Der Grünen-Politiker Audretsch vernahm das Ampel-Bekenntnis vor allem von FDP-Parteichef Christian Lindner und Generalsekretär Bijan Djir-Sarai. Dies sei eine "sehr gute Grundlage, jetzt dann auch wieder die ganz konkrete Arbeit anzugehen", sagte Audretsch. Besonders bei den sozialpolitischen Streitthemen Rente und Kindergrundsicherung befänden sich die Ampel-Partner in einem "gemeinsamen Prozess".
Audretsch pochte aber auf die Einführung der Kindergrundsicherung, die FDP-Chef Lindner am Samstag noch in Frage gestellt hatte. Die Kindergrundsicherung sei "eines der größten Entbürokratisierungsprojekte", die die Regierung auf den Weg bringen könne, betonte Audretsch.
Lindner hatte in seiner Parteitagsrede die bisherigen Pläne von Bundesfamilienministerin Lia Paus (Grüne) zur Kindergrundsicherung scharf kritisiert. Diese hätten "den Status der Absurdität erreicht", sagte Lindner mit Blick auf einen Personalbedarf von rund 5000 neuen Stellen.
Aus der FDP kam am Tag nach dem Parteitag die Aufforderung an SPD und Grüne, in der Wirtschaftspolitik tätig zu werden. "Wir erwarten jetzt von der Koalition entschlossenes und geeintes Handeln, um die Wirtschaftswende zu schaffen", sagte Vize-Fraktionschef Christoph Meyer der Nachrichtenagentur AFP. Meyer verwies auf eine "überwältigende Mehrheit" für eine Reihe von Maßnahmen wie Bürokratieabbau, einen effektiveren Sozialstaat, ein flexibles Rentenalter, die Soli-Abschaffung oder weitere Steuervorteile. Das seien "alles Punkte, um Wettbewerbsfähigkeit und Wachstum zu fördern".
Grünen-Fraktionschefin Dröge machte dem Koalitionspartner bei zentralen Themen wenig Hoffnung auf Kompromisse. Im ZDF-"Morgenmagazin" wies sie auf Probleme bei der Abschaffung der abschlagsfreien Rente mit 63 hin. "Gerade Leute in körperlich schweren Berufen, die schaffen das oft gar nicht, so lange zu arbeiten", sagte Dröge.
Den Forderungen nach einem dreijährigen Sozialleistungsmoratorium und einer Streichung der staatlichen Subventionen für Solar- und Windenergie erteilte Dröge eine noch klarere Absage. Bei beiden Themen habe sich die "Ampel" auf das Gegenteil geeinigt. "Die FDP beschließt ja quasi FDP-Positionen auf dem Parteitag und die Grünen und die SPD sehen es an vielen Stellen anders", sagte Dröge. "Das weiß die FDP."
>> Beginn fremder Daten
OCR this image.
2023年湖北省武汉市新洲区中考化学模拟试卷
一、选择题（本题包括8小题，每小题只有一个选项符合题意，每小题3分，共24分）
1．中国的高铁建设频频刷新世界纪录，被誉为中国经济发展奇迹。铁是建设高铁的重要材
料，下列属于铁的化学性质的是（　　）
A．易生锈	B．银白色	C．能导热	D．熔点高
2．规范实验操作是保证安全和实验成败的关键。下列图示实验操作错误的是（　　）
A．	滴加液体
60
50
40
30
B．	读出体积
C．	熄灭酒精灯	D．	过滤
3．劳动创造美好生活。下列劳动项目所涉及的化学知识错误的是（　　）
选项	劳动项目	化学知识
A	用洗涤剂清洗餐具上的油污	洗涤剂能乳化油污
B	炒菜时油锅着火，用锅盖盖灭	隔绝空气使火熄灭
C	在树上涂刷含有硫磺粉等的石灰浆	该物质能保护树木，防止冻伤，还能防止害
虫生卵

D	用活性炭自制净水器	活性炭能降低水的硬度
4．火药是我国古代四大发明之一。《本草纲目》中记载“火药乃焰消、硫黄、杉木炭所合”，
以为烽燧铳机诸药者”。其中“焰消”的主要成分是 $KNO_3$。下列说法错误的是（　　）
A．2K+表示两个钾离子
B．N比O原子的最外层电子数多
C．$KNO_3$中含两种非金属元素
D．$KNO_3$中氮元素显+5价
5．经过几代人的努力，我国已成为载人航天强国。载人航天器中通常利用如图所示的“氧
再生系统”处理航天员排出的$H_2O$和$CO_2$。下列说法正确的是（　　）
Entwicklungsministerin Svenja Schulze (SPD) sieht nach dem Parteitag gemeinsame Koalitionsziele gestärkt. "Wo wir uns sicherlich einig sind, ist, dass wir die Wirtschaft ankurbeln wollen", sagte Schulze den Sendern RTL und ntv. Als Exportland sei Deutschland dabei auf Partnerschaften in der Welt angewiesen. Auf die Frage, ob sie sich wieder eine große Koalition wünschen würde, verweist sie auf die Differenzen in der großen Koalition. Damals sei "vieles liegengeblieben, weil wir uns eben nicht einigen konnten."
Die FDP hatte auf ihrem Parteitag am Wochenende ein Zwölf-Punkte-Programm für eine "Wirtschaftswende" beschlossen, das unter anderem Steuersenkungen, Bürokratieabbau, eine Flexibilisierung des Arbeitsmarktes und einen konsolidierten Staatshaushalt vorsieht. Generalsekretär Bijan Djir-Sarai betonte aber, dass die FDP nicht einen Bruch der Koalition anstrebe.